A revista The New Yorker publicou esses dias uma matéria que abala a narrativa financeira do fenômeno editorial recente, o livro Strangers: A Memoir of Marriage, de Belle Burden.
Pela apuração da revista, a autora talvez tenha deixado que o trauma emocional a levasse a carregar na perspectiva de total ruína financeira.
Dado o sucesso do livro, a internet entrou em furor com a matéria. Teria sido a narrativa distorcida? O livro seria uma fraude? Ou ela narrou da forma que sentiu todo o processo?

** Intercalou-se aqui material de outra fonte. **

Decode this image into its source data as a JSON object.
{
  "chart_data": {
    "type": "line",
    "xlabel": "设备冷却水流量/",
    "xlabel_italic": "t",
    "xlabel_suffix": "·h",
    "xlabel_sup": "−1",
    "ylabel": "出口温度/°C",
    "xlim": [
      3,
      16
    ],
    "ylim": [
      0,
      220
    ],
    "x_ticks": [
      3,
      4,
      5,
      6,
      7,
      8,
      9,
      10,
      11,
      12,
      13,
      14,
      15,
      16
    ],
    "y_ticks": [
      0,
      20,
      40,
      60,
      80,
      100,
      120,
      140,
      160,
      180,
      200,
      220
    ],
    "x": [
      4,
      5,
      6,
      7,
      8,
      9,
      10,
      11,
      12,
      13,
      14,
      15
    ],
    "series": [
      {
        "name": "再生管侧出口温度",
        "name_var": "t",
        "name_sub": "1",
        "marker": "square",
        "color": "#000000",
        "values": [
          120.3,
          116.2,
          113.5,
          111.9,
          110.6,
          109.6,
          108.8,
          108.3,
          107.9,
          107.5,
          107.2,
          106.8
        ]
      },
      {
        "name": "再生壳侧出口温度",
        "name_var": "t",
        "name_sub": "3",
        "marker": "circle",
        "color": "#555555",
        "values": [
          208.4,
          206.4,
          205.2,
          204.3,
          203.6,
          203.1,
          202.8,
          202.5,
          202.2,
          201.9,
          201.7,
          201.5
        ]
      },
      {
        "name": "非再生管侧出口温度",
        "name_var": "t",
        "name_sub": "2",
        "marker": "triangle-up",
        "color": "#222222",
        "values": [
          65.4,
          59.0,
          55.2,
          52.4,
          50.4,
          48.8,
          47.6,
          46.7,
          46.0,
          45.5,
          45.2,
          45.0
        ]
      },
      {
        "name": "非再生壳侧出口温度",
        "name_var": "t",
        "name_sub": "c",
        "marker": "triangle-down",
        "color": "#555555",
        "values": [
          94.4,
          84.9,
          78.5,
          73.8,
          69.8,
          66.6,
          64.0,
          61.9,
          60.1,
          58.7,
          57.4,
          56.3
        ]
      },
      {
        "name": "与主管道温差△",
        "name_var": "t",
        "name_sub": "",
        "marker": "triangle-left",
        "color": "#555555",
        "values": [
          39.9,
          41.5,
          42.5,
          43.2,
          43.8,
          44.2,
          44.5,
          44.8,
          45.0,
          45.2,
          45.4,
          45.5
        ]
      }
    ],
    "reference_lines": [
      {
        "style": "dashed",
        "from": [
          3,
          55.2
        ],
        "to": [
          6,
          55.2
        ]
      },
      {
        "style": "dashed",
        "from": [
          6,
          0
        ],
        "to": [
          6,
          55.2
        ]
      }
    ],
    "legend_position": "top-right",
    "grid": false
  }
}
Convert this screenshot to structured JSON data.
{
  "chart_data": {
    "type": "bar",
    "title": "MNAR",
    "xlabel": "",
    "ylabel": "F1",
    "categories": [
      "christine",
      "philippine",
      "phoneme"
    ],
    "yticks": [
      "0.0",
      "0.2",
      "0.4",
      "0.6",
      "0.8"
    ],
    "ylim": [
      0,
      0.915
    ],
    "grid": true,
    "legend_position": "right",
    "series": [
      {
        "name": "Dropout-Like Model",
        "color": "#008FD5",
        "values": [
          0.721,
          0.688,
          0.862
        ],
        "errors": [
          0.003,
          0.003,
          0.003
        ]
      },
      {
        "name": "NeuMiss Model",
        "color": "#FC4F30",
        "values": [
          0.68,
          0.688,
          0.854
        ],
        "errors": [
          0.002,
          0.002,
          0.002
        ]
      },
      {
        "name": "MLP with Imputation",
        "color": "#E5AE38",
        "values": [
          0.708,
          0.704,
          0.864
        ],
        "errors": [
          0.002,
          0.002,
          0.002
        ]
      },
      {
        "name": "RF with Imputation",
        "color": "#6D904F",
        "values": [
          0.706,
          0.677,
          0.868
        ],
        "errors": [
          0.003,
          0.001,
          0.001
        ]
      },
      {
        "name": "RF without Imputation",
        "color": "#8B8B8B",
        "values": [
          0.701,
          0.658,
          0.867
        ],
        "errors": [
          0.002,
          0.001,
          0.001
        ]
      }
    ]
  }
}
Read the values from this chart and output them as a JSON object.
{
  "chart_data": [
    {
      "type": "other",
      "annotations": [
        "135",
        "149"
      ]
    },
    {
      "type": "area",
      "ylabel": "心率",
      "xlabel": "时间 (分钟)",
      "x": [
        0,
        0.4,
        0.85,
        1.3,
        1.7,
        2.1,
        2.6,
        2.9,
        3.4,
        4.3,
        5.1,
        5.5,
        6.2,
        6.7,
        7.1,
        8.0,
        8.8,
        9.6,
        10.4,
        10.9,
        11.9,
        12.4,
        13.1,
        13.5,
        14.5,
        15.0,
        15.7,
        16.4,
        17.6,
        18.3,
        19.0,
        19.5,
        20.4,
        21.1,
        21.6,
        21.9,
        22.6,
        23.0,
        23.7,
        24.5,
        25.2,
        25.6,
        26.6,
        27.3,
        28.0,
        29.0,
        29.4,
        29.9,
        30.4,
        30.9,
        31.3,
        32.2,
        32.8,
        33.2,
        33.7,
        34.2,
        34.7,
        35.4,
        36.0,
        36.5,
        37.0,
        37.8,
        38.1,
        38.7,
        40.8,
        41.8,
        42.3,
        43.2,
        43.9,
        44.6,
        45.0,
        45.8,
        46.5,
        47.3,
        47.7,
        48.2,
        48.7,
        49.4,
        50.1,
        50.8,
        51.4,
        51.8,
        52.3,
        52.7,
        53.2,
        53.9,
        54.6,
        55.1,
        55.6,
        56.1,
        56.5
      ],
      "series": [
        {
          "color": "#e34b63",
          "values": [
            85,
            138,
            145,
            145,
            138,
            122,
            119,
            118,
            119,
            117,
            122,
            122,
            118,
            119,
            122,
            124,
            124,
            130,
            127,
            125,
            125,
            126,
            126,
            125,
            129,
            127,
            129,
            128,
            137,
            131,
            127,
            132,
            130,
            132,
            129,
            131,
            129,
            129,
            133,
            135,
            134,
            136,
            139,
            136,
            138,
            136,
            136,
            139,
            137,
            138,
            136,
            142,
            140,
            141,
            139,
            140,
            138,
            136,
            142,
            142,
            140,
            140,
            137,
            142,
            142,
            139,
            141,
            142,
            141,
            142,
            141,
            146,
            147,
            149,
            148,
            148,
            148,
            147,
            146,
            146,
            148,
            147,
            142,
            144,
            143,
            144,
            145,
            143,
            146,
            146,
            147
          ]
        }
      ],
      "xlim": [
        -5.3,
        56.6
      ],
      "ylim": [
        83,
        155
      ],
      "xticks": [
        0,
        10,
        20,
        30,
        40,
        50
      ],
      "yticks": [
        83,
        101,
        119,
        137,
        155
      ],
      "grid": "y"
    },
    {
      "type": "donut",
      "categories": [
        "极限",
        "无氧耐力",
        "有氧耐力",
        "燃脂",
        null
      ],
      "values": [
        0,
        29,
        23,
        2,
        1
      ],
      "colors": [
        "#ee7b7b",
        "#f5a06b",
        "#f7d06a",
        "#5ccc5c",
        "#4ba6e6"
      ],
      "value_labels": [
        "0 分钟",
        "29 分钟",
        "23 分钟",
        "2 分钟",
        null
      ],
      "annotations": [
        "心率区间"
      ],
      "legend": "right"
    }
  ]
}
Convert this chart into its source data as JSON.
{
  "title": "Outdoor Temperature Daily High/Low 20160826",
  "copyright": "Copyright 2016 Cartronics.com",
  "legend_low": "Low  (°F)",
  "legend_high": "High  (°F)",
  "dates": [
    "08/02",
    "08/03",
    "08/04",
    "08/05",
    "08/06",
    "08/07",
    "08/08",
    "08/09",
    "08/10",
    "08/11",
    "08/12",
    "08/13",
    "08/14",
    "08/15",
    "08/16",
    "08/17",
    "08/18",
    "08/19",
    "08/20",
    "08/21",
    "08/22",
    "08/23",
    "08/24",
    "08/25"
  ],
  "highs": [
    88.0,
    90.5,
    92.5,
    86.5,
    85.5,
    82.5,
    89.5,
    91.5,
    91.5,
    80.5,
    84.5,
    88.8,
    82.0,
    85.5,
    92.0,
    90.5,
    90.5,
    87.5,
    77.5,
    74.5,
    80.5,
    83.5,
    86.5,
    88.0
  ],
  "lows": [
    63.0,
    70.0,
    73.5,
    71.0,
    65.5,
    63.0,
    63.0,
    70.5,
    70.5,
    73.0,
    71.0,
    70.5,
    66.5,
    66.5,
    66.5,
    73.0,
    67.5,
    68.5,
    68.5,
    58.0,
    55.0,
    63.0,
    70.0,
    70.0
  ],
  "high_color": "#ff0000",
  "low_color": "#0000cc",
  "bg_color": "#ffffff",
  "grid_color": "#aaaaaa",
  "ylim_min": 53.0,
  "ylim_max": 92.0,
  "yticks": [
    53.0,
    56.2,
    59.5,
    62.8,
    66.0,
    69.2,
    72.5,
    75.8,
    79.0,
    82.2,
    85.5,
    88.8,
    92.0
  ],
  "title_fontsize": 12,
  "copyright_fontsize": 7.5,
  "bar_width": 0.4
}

Um dos atrativos do livro é o suspense psicológico durante o divórcio. Ela descreve o pânico de perder tudo: as casas, a estabilidade, e não poder sustentar o estilo de vida dos filhos.
O leitor passa a imaginar que ela está à beira do desastre financeiro. Até que ela é salva, aos quarenta e cinco minutos do segundo tempo. Momentos antes do julgamento do divórcio, o ex-marido cede. E o leitor respira aliviado por ver a mulher destruída emocionalmente salva, pelo menos do ponto de vista financeiro.
O que a investigação da New Yorker traz à luz são os documentos anexados ao processo do divórcio. Segundo os registros judiciais, nunca existiu um julgamento marcado, apenas uma espécie de mediação preliminar.

Advogados especializados ouvidos pela revista dizem que negociações como aquela já vinham acontecendo há muito tempo nos bastidores, em trocas de minutas e acordos.
Segundo a New Yorker, os especialistas afirmam que, em casos assim, seria extremamente improvável que ela realmente perdesse as propriedades, especialmente sendo mãe com a guarda dos filhos.
A matéria revela também o tamanho real do patrimônio, que está na casa de muitos milhões de dólares. Ela não ficaria totalmente desamparada, dado que teria outros ativos. No entanto, a maior parte do dinheiro está no trust da madrasta, o qual ela só terá acesso depois do falecimento da mesma.
O fato dela ter mais dinheiro do que relatou no livro não invalida a narrativa. O ponto central ainda é o abandono emocional, a perda de chão com a separação abrupta e seu desespero com a guinada que sua vida tomou, inclusive na parte financeira.
No livro, e nas mil entrevistas que ela tem dado, a parte financeira está mais centrada no arrependimento de ter abdicado — enquanto esposa — do controle sobre as finanças do casal e, pior, como mulher, de sua própria vida financeira. A forma que narrou pode ser a tradução de como se sentiu.
O fato dela ter mais ou menos dinheiro, no final, não parece importar tanto. A mulher — casada ou solteira — precisa priorizar sua vida financeira, aprender desde cedo a planejar e se resguardar, e isso deveria ser o recado mais importante.